Na frente das câmeras, Lula reclama do mercado; mas, na prática, toda a sua política econômica é voltada aos interesses dos grandes monopólios nacionais e internacionais. 

O Arcabouço saiu do gabinete de Haddad, com o acordo de Lula e Arthur Lira, e com uma meta considerada “ambiciosa”, a fim de atender a esse mesmo mercado; ou, em bom português, os banqueiros, os grandes fundos de investimentos, como a norte-americana BlackRock, que faz fortuna parasitando o país com os juros altos. E, para isso, liberou algo como R$ 8 bilhões do “orçamento secreto” para comprar votos no Congresso.

Criou-se um quadro de uma crise interna no governo, em que a tal “ala política”, pressiona por mais gastos, enquanto outra, a “econômica”, capitaneada por Haddad, estaria comprometida com o ajuste e o mercado. Esse clichê do policial bom e o policial mau resiste aos fatos. Lula, Haddad, Arthur Lira e o Centrão, bem como os banqueiros e o conjunto da burguesia, estão unificados em torno do novo teto. 

As diferenças se resumem a abrir um espaço mínimo no orçamento, de uns 0,25%, a fim de viabilizar algumas poucas obras mirando as eleições, mas que não representam nenhuma mudança significativa do regime de austeridade e cortes de gastos. Uma rusga também atiçada pelas últimas pesquisas que já revelam um desgaste do governo.

Privatização avança

Enquanto resolve o tamanho do arrocho para os próximos anos, o governo avança com as Parcerias Público-Privadas (PPPs) e as privatizações em praticamente todos os setores: do saneamento básico, mantendo a Eletrobrás privada (estamos vendo o resultado disso em São Paulo), até os presídios.

Programa

Revogar o Arcabouço Fiscal e todos os tetos de gastos

Para reverter o sucateamento dos serviços públicos, e impedir o seu aprofundamento, é preciso revogar por completo o Arcabouço Fiscal de Lula, e todos os mecanismos de ajuste fiscal, como a Lei de Responsabilidade Fiscal (LRF), substituindo-a por uma Lei de Responsabilidade Social. 

É preciso parar de pagar a dívida aos banqueiros, redirecionando essa grana para Saúde, Educação, emprego, moradia, saneamento e reforma agrária, parando todas as privatizações, revogando as terceirizações e retomando as empresas entregues, sob controle dos trabalhadores.

Privilégios

A balela da taxação dos super-ricos

No final de outubro, a Câmara aprovou a taxação dos chamados “fundos exclusivos”, uma espécie de fundo que, só para ser aberto, requer R$ 10 milhões. Calcula-se que só 2,5 mil brasileiros tenham esse tipo de conta, que acumularia, no total, um montante de R$ 756 bilhões.

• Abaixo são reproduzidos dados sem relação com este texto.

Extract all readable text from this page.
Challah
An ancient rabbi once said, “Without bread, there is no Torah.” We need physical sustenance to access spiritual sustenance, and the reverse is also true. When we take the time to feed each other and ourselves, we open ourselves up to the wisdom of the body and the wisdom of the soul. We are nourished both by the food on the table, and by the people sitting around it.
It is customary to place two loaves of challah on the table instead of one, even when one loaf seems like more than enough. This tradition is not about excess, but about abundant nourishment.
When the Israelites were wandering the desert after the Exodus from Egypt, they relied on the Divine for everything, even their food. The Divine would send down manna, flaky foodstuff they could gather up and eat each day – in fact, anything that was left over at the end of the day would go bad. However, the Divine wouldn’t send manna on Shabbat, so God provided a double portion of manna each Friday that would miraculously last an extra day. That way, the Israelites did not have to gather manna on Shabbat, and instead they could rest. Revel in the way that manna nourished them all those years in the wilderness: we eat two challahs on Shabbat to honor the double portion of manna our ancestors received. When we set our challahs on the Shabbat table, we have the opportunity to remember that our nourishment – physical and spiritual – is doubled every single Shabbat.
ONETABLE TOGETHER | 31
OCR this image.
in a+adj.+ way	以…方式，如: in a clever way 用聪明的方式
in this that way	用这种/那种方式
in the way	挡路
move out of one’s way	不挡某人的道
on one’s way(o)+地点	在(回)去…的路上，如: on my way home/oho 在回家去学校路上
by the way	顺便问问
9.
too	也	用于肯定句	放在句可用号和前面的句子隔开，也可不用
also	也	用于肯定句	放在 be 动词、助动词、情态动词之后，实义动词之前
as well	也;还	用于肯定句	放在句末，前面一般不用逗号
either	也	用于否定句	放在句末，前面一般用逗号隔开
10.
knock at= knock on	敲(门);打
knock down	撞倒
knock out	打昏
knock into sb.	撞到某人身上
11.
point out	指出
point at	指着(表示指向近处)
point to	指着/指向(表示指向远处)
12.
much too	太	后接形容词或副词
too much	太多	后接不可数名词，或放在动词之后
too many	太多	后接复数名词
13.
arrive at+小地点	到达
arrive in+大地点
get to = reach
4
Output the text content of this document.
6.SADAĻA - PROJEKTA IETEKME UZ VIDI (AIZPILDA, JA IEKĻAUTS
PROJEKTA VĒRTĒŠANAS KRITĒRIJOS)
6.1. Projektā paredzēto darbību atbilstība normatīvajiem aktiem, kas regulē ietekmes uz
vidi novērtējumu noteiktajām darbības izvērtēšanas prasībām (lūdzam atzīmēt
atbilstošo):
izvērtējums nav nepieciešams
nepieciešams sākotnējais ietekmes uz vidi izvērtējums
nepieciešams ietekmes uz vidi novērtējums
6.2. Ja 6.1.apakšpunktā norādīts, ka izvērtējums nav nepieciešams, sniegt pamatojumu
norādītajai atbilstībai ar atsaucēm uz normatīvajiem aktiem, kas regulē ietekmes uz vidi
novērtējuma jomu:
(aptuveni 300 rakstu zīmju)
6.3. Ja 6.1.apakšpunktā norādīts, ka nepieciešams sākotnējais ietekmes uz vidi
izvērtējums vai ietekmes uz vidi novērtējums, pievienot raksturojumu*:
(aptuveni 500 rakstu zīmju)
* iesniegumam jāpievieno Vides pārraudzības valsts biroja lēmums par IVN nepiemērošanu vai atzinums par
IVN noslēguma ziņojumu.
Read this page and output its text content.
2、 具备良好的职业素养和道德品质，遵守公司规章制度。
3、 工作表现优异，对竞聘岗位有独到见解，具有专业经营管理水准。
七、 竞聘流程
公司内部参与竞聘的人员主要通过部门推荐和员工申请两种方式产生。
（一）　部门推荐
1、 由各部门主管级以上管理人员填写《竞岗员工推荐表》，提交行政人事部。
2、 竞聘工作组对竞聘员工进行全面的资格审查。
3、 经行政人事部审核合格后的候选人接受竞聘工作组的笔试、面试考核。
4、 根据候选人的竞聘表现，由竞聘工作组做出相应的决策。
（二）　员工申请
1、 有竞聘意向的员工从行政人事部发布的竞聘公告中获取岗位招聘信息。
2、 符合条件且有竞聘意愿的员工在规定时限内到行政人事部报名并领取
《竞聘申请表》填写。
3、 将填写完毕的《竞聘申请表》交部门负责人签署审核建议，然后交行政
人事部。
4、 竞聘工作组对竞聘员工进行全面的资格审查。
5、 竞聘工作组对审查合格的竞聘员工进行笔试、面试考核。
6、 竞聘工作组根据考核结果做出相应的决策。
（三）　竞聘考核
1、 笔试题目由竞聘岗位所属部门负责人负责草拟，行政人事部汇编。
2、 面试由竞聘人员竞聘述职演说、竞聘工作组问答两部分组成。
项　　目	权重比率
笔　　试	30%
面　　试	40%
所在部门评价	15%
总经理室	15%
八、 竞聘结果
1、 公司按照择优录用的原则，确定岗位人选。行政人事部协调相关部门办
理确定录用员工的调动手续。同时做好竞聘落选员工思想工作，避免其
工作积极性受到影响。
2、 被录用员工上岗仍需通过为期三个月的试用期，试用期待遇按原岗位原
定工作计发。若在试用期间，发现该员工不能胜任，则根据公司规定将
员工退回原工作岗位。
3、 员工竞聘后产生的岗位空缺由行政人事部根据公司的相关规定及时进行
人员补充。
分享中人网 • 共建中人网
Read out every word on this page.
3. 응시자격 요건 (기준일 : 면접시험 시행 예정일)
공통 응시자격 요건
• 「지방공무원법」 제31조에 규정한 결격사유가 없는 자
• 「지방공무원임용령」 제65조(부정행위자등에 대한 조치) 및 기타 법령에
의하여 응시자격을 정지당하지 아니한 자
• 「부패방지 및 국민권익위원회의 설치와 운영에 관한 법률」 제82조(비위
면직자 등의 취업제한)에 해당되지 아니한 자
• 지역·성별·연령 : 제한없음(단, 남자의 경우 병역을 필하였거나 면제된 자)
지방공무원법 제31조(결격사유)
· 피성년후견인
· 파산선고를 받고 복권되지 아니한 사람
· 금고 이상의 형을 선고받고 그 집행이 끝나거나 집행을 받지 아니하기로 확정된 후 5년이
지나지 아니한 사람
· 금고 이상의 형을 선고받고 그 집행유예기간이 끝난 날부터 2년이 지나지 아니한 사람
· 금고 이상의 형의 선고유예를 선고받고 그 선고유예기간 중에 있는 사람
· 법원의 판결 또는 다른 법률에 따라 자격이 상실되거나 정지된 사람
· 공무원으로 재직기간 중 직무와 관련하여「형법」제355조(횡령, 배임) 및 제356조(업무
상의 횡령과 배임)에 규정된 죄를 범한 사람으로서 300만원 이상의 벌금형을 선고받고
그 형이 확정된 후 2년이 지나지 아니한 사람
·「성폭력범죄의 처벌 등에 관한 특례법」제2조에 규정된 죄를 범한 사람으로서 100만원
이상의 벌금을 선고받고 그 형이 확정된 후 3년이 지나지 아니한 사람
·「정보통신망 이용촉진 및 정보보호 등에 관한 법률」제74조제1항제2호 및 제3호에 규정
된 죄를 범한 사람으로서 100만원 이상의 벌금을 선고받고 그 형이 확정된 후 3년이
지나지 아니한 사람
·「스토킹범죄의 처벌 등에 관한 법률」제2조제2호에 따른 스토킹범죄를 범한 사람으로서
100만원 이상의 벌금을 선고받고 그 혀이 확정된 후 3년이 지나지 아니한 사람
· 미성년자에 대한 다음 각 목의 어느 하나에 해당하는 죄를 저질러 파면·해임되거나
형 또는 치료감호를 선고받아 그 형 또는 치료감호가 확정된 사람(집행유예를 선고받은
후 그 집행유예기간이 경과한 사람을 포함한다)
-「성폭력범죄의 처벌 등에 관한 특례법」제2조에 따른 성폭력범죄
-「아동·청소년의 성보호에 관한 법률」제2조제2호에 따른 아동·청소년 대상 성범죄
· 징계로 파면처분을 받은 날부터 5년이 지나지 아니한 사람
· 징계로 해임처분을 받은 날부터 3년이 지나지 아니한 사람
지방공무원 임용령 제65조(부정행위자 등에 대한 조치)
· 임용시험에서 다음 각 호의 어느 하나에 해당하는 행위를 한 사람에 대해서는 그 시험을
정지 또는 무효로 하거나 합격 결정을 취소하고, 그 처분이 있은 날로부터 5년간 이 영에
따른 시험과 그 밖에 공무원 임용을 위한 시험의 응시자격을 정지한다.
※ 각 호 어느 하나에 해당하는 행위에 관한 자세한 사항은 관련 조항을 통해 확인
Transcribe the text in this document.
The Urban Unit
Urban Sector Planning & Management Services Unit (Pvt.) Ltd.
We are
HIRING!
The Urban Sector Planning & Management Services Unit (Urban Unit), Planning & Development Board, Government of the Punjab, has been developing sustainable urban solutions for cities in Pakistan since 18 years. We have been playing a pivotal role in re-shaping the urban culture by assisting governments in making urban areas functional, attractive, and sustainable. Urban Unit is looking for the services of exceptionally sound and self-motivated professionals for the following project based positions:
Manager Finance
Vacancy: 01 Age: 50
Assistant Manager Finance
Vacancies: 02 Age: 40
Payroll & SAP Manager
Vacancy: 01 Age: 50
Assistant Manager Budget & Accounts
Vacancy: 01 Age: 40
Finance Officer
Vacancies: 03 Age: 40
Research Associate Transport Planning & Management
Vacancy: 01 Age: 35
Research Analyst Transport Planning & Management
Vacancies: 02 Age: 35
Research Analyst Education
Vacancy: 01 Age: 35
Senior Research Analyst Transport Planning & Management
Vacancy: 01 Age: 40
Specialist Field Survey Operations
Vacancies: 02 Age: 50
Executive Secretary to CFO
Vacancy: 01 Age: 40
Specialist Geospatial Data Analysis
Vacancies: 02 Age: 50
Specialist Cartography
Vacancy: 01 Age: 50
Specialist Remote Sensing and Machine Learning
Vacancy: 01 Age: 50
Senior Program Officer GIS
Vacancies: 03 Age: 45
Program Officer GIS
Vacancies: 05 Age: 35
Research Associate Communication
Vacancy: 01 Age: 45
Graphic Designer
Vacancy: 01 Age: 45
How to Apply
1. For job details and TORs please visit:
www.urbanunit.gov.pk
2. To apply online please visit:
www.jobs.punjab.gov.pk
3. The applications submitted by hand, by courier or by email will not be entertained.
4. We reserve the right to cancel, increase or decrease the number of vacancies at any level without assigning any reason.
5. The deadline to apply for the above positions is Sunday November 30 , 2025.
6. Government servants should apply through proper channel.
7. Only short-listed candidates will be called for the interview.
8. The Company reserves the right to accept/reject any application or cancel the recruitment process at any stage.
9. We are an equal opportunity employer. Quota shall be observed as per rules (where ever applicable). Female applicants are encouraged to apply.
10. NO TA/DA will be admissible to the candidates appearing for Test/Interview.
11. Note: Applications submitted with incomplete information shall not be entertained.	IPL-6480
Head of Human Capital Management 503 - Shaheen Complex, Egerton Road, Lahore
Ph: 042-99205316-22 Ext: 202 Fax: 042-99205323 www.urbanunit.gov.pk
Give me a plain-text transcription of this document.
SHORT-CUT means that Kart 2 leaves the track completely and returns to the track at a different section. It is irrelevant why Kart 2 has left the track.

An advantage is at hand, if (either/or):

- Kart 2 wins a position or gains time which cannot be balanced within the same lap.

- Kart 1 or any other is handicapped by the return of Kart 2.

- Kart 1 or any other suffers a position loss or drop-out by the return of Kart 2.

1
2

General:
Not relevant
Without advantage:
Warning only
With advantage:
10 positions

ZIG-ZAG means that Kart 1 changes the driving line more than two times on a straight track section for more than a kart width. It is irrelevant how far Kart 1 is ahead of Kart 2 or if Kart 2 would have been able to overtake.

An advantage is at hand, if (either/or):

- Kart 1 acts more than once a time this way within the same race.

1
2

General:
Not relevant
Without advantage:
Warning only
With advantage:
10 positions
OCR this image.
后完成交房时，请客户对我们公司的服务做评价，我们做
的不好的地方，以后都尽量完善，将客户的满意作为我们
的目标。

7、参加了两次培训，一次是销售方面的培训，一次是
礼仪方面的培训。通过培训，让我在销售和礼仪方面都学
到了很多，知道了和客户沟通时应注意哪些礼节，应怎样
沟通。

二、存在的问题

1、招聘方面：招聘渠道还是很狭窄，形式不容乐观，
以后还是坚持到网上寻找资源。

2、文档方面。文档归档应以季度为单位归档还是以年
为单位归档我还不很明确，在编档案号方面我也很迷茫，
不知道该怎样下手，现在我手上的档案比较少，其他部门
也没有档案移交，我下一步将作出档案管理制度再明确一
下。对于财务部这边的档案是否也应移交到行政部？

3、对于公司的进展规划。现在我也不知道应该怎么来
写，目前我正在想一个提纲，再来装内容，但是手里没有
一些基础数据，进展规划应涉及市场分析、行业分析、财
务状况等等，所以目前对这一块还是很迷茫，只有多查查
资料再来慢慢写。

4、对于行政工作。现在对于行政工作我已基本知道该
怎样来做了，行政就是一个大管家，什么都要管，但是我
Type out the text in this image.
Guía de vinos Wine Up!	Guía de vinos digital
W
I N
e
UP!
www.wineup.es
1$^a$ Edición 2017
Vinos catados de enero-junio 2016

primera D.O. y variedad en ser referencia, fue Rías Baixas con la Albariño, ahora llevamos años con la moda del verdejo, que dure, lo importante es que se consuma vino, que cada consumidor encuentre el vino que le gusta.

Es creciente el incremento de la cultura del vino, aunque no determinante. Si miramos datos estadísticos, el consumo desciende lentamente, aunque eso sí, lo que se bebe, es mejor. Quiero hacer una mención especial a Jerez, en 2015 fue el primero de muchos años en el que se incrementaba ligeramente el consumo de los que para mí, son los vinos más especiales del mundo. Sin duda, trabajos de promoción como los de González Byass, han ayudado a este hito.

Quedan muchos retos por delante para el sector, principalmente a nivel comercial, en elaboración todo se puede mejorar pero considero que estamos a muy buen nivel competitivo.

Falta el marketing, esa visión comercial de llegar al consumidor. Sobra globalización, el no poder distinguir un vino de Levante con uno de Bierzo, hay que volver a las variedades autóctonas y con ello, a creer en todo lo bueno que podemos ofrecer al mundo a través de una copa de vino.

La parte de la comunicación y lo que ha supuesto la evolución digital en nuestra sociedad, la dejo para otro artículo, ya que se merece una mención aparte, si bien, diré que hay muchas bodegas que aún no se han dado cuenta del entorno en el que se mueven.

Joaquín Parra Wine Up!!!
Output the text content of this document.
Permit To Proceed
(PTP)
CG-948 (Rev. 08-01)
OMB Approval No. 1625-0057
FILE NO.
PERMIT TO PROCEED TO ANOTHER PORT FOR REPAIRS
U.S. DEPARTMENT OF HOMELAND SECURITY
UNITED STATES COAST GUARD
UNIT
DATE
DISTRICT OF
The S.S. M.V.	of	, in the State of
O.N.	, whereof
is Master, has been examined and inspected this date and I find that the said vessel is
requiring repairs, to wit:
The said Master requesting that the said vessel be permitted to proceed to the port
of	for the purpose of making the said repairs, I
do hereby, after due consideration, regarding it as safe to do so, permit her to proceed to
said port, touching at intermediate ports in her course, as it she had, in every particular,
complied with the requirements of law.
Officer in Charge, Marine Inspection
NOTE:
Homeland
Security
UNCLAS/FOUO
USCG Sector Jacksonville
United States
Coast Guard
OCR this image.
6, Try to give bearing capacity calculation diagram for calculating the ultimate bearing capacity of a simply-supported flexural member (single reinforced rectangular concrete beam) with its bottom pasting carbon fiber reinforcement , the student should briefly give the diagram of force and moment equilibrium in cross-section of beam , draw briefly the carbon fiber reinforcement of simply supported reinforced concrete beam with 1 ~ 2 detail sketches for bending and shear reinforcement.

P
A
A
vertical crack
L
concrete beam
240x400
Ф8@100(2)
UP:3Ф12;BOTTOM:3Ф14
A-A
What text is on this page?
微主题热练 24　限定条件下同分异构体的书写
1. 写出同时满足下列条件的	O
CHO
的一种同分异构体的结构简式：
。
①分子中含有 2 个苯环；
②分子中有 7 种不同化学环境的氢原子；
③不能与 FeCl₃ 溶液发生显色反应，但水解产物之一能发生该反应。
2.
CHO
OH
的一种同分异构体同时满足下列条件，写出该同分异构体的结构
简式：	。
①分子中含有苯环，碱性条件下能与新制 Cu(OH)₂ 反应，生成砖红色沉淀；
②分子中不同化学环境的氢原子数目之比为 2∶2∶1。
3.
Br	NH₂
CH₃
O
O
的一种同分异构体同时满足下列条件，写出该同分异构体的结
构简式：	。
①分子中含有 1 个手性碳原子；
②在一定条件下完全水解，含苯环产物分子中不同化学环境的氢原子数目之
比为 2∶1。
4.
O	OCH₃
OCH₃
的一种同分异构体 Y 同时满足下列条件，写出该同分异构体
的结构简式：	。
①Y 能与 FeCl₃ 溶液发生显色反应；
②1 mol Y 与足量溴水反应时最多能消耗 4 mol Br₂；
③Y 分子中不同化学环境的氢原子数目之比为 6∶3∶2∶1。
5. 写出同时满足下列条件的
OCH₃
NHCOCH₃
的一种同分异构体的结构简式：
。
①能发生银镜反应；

A própria existência desses fundos é uma excrescência, já que seus rendimentos não são taxados. O magnata só paga uma taxa de 15% quando vai sacar a grana. Enquanto um trabalhador, que recebe pouco mais de dois salários mínimos, é taxado na fonte, pelo Imposto de Renda, e uma família de baixa renda deixa grande parte de seu rendimento em impostos sobre o consumo, esses super-ricos engordam suas fortunas sem pagar um centavo.

Presentão de Natal

O que o projeto apresentado pelo governo, e alterado na Câmara, faz? Impõe uma taxação de 15% sobre os rendimentos a cada seis meses, como outros fundos. Bom, não é? O problema é que ele baixa essa taxa do saque de 15% para 8%. 

O que vai acontecer, então, é que esse pessoal vai simplesmente trocar de fundo, por outro que continua isento, como o fundo de investimento do agro, o Fiagro. Alguém que tenha acumulado R$ 10 milhões após anos de isenções, poderia tirar esse dinheiro deixando R$ 1,5 milhão de imposto. Agora, só vai desembolsar R$ 800 mil. Um presente de Natal aos super-ricos.

Desonerando os ricos

Não é à toa que a Medida Provisória do governo Lula tenha sido elaborada no governo Temer e defendida por ninguém menos que o próprio Temer. Ao invés de taxar os ricos, vai desonerar ainda mais, causando um prejuízo avaliado em R$ 20 bilhões.